In its simplest form, DB2 performs hierarchical query using a recursive CTE. The way to spot it is look for the UNION operator in the execution plan. The one shown here is a typical query plan.
Note the step labelled (7): This is where the main recursion happens. Once you know it is doing a NLJOIN from a TEMP ( step 5 resultset from elsewhere), you know that it has lost sight of the volume involved. But that is not the important bit.
Rows from this TEMP is used to probe the matching rows from the 'main' table on the right hand side of the operator. If there is an efficient access method ( eg, IXSCAN), this can be a very fast operation.
What if there is no such access method? What if there is no index?

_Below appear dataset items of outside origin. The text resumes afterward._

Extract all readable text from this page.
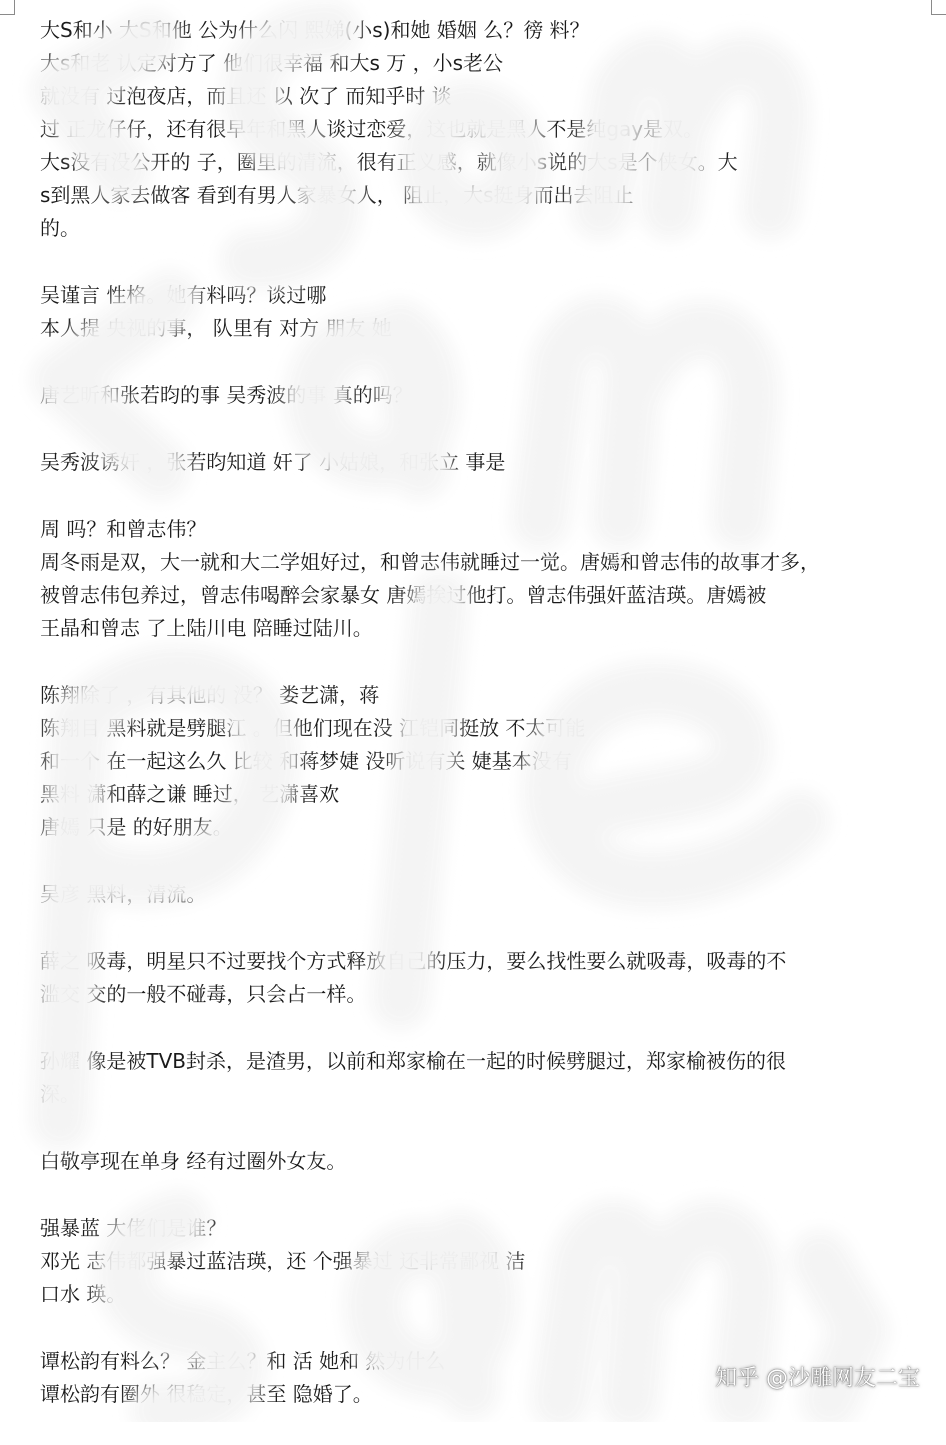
大S和小 大S和他 公为什么闪 熙娣(小s)和她 婚姻 么？徬 料？

大s和老 认定对方了 他们很幸福 和大s 万 ，小s老公

就没有 过泡夜店，而且还 以 次了 而知乎时 谈

过 正龙仔仔，还有很早年和黑人谈过恋爱，这也就是黑人不是纯gay是双。

大s没有没公开的 子，圈里的清流，很有正义感，就像小s说的大s是个侠女。大

s到黑人家去做客 看到有男人家暴女人， 阻止，大s挺身而出去阻止

的。

吴谨言 性格。她有料吗？谈过哪

本人提 央视的事， 队里有 对方 朋友 她

唐艺昕和张若昀的事 吴秀波的事 真的吗？

吴秀波诱奸 ，张若昀知道 奸了 小姑娘，和张立 事是

周 吗？和曾志伟？

周冬雨是双，大一就和大二学姐好过，和曾志伟就睡过一觉。唐嫣和曾志伟的故事才多，

被曾志伟包养过，曾志伟喝醉会家暴女 唐嫣挨过他打。曾志伟强奸蓝洁瑛。唐嫣被

王晶和曾志 了上陆川电 陪睡过陆川。

陈翔除了 ，有其他的 没？ 娄艺潇，蒋

陈翔目 黑料就是劈腿江 。但他们现在没 江铠同挺放 不太可能

和一个 在一起这么久 比较 和蒋梦婕 没听说有关 婕基本没有

黑料 潇和薛之谦 睡过， 艺潇喜欢

唐嫣 只是 的好朋友。

吴彦 黑料，清流。

薛之 吸毒，明星只不过要找个方式释放自己的压力，要么找性要么就吸毒，吸毒的不

滥交 交的一般不碰毒，只会占一样。

孙耀 像是被TVB封杀，是渣男，以前和郑家榆在一起的时候劈腿过，郑家榆被伤的很

深。

白敬亭现在单身 经有过圈外女友。

强暴蓝 大佬们是谁？

邓光 志伟都强暴过蓝洁瑛，还 个强暴过 还非常鄙视 洁

口水 瑛。

谭松韵有料么？ 金主么？和 活 她和 然为什么

谭松韵有圈外 很稳定，甚至 隐婚了。

知乎 @沙雕网友二宝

You may ask what is the odd of that happening. Let's see ...what if the query is running not on a single table, but on a resultset from some tables joins? If that is the case, the resultset would have no precise access to its rows anymore. So, instead of having a NLJOIN into some rows using IXSCAN, you have an NLJOIN into rows using TBSCAN. Yes, for each row, coming from TEMP, it probes the entire table on the other side of the operator. We all know by now, that this is a performance killer.
For comparison: using a table containing 200,000 rows with proper index, the query completes in less than 1 second. using the same table *without* an index, it completes in 10 minutes.